Mother worked a needlepoint, but with something less than her usual concentration. She stared off to the side and hardly noticed when she pricked her finger. A drop of blood stained the work and still she went on. Her face was cobbled with dark bruises, her left eye swollen shut. Behind his newspaper wall, father radiated a deep calm, like the warmth from a gulp of good whiskey.

  Drum, of course, could feel it all, but it didn’t get to him anymore. He held onto the fear from the movie theatre. He even drank some of stale stuff off from his mother, and it worked its tonic. He could still feel the countless others pressing their fingers into his chest, but it was distant now. He was clean and easy.

  He walked over and stood next to his mother. She registered his presence with a dissociated wince, never looking away from her needlepoint, but flooding him with fresh fear. Drum took a great gulp of air through his nose.

  Father’s newspaper rattled. “How was the movie?” He even sounded drunk.
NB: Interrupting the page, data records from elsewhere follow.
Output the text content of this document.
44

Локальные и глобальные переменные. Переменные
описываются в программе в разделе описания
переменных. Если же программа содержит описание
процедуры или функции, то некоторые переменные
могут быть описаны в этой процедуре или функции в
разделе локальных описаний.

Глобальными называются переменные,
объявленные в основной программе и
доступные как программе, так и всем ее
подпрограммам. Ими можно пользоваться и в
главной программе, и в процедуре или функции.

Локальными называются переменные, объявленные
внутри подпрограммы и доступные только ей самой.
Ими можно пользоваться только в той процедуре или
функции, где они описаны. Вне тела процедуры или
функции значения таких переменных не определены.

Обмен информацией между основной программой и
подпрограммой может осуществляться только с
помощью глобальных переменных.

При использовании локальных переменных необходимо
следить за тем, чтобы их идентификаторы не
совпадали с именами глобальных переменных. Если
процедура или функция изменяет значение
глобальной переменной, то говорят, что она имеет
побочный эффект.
  “Good, dad,” Drum said, dropping a hand on his mother’s shoulder. She tensed beneath his touch. “Thanks for treating me.”

  “Anytime.”

  Drum smiled. He hoped so.

  * * *

  DRUM TOOK HIS first victim a few years later during his second year of medical school at Columbia. She was in his gross anatomy class. Patricia Mills-Hansen had been her name and she made damn sure you never forgot the Mills part.

  Patricia picked up a scalpel and offered it to the gangly young man with whom she had been forced to partner. She might have deemed him worthy of a lay were he not so darn freaky. Those tinfoil eyes, the way he would sometimes squint behind his heavy glasses as if he expected a sucker punch at any moment, or was surprised by a shout only he could hear. His intellect seemed keen enough; he was nearly as intelligent as she. It was just… She looked at him over the cadaver, across an open digestive cavity, intestines looping in a gush of shiny rope. “Fine,” she said. “It’s your turn to cut.”